When the Los Angeles City Council commissioned a mural in 1932 as part of an effort to restore the historic Olvera Street Plaza, they knew what they wanted. The Plaza was to be reconstructed as an authentic Spanish marketplace, harkening back to a time before the Mexican-American War when it was the center of a new settlement dubbed “El Pueblo de Nuestra Señora Reina de los Ángeles,” and they asked Mexican social realist David Alfaro Siqueiros to paint a traditional scene.
This Plaza commission was a big deal, not only because it would be Los Angeles’ first official tourist destination, but also because, though now in disrepair, it still served as the town square for many Mexican immigrants. The Great Depression hit full flatline and a soapbox could be found on every corner. Communists, Socialists, Marxists — their values rang through the crumbling brick-lined Olvera street. A fresh coat of tranquil traditional imagery would surely fix that.
Specifically, the City Council requested a colorful scene depicting a Spanish girl eating grapes while sitting on orange crates with the words “Tropical America” overhead. Siqueiros painted a crucified indigenous man and an Eagle with prominent talons sitting atop his cross. The symbolism was impossible to miss. That is, until city officials whitewashed the wall.
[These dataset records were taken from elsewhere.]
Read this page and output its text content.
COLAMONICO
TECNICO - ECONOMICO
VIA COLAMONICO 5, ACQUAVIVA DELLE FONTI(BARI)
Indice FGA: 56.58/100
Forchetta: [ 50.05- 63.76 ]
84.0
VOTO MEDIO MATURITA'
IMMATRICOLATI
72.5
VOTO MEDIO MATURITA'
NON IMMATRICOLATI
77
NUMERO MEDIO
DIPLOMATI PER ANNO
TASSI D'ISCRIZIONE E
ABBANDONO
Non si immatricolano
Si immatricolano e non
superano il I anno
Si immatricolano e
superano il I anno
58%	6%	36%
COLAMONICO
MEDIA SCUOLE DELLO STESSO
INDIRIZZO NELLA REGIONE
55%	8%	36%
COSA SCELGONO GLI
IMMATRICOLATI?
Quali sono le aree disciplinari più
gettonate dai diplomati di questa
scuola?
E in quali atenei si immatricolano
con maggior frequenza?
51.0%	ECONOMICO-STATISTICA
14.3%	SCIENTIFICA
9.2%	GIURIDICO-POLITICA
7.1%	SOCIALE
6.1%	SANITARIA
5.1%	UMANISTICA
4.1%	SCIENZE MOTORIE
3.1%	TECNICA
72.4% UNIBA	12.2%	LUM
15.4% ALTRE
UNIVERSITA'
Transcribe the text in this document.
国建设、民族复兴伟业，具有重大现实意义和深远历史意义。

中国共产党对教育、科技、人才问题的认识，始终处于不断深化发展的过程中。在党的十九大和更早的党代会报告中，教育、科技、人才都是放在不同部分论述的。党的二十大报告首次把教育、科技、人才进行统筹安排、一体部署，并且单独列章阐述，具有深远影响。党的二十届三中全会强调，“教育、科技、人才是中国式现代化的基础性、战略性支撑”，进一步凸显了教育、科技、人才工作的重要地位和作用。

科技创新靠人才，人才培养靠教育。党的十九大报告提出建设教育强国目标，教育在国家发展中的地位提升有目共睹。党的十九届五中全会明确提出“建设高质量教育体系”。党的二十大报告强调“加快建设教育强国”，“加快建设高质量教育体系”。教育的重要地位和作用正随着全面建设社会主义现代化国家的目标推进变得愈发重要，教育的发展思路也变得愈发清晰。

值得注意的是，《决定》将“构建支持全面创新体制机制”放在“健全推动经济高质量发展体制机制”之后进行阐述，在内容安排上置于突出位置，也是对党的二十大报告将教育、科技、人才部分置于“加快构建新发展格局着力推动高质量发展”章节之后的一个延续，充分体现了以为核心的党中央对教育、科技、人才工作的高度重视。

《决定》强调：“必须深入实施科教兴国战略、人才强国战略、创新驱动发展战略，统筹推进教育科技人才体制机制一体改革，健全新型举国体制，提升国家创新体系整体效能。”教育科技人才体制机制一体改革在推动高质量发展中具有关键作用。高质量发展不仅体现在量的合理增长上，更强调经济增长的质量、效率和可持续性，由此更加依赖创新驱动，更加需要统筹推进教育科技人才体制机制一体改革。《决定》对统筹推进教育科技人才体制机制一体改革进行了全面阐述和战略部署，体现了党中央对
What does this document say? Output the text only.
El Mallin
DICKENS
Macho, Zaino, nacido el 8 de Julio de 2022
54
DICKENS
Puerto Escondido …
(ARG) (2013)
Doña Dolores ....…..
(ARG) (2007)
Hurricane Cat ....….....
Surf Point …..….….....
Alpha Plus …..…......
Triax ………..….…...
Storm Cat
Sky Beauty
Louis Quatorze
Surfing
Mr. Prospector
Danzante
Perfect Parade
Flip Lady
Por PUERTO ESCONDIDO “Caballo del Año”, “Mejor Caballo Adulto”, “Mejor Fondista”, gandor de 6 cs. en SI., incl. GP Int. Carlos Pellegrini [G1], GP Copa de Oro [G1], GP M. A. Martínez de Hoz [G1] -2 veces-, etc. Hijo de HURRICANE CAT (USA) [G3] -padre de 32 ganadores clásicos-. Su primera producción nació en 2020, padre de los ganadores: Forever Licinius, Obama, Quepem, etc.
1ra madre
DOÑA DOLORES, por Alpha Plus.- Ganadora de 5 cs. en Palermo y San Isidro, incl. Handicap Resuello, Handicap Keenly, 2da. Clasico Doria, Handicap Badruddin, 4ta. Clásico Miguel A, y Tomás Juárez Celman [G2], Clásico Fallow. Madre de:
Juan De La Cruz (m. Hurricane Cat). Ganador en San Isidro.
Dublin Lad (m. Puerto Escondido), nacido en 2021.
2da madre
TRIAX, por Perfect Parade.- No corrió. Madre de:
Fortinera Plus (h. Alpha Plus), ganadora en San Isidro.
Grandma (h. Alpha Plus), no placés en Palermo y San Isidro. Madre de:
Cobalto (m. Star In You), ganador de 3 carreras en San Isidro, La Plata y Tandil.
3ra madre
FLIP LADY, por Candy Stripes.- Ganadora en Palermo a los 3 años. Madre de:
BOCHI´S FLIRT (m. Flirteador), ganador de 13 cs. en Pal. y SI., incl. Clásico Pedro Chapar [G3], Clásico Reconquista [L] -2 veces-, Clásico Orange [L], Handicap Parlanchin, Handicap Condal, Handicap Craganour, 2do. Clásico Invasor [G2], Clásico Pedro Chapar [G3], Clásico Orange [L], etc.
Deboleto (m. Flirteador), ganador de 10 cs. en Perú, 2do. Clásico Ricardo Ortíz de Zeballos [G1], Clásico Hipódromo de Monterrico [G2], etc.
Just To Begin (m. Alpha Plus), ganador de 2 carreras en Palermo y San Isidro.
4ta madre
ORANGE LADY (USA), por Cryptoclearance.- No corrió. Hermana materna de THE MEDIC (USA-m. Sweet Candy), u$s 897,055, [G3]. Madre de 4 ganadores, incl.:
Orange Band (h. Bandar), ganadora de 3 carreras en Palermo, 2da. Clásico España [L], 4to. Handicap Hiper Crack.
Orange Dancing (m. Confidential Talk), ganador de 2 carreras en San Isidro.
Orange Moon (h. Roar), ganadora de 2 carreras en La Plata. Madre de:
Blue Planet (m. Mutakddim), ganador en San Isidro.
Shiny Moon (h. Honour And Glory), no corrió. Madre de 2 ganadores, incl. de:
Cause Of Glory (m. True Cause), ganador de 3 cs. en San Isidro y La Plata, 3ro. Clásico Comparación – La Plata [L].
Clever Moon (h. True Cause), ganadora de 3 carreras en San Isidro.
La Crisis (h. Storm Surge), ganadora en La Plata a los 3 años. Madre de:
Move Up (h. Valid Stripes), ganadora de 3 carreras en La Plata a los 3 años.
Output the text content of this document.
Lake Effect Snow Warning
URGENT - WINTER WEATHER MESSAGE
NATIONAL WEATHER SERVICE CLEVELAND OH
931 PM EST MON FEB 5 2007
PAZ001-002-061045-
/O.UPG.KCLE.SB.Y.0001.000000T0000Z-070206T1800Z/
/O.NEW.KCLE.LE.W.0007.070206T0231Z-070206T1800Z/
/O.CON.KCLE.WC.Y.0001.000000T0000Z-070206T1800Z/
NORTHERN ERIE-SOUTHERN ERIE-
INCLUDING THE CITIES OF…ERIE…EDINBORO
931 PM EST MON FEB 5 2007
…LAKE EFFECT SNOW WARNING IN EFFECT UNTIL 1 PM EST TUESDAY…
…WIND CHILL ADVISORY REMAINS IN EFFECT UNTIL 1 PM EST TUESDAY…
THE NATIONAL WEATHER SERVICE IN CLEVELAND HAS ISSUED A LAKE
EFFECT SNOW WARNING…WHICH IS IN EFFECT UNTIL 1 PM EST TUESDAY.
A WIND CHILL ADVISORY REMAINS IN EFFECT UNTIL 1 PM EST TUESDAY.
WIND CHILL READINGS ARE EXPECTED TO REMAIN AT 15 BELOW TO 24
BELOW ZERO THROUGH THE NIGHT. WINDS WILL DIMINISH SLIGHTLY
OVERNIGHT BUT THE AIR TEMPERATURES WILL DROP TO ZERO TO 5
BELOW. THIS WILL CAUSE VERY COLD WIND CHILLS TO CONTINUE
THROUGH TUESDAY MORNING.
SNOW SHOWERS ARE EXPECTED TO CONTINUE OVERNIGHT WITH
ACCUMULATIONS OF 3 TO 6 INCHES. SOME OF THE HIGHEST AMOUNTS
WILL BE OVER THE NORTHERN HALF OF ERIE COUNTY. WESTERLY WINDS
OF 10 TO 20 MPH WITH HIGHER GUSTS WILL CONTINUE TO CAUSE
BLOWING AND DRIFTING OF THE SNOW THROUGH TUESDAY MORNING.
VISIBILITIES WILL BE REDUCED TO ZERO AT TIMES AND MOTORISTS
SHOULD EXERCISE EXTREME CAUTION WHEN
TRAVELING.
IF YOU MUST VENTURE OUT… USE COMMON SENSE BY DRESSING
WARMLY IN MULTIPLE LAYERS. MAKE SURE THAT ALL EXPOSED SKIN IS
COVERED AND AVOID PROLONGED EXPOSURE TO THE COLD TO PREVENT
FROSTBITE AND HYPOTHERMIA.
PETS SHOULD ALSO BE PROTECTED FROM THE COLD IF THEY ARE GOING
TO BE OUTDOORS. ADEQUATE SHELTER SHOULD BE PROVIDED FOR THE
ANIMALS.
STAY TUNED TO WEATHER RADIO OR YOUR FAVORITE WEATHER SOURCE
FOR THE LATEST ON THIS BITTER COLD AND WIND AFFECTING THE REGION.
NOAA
Siqueiro’s “América Tropical” saw the light of day for only eighteen months before the cover up job in 1934. It remained thus obscured until last year, when the city of Los Angeles and the Getty Conservation Institute decided to foot the $10 million bill for its restoration.
Olivia DeLariva reaches behind a pillar and hits a switch. “We use this at night and in bad weather.” A motorized screen slowly lifts to reveal the restored mural. But the screen itself is printed with an image of exactly what’s behind it. It hides nothing. Only protects.
The América Tropical Interpretive Center (125 Paseo de La Plaza, Los Angeles) is open to the public Tuesday through Sunday, 10am–3pm.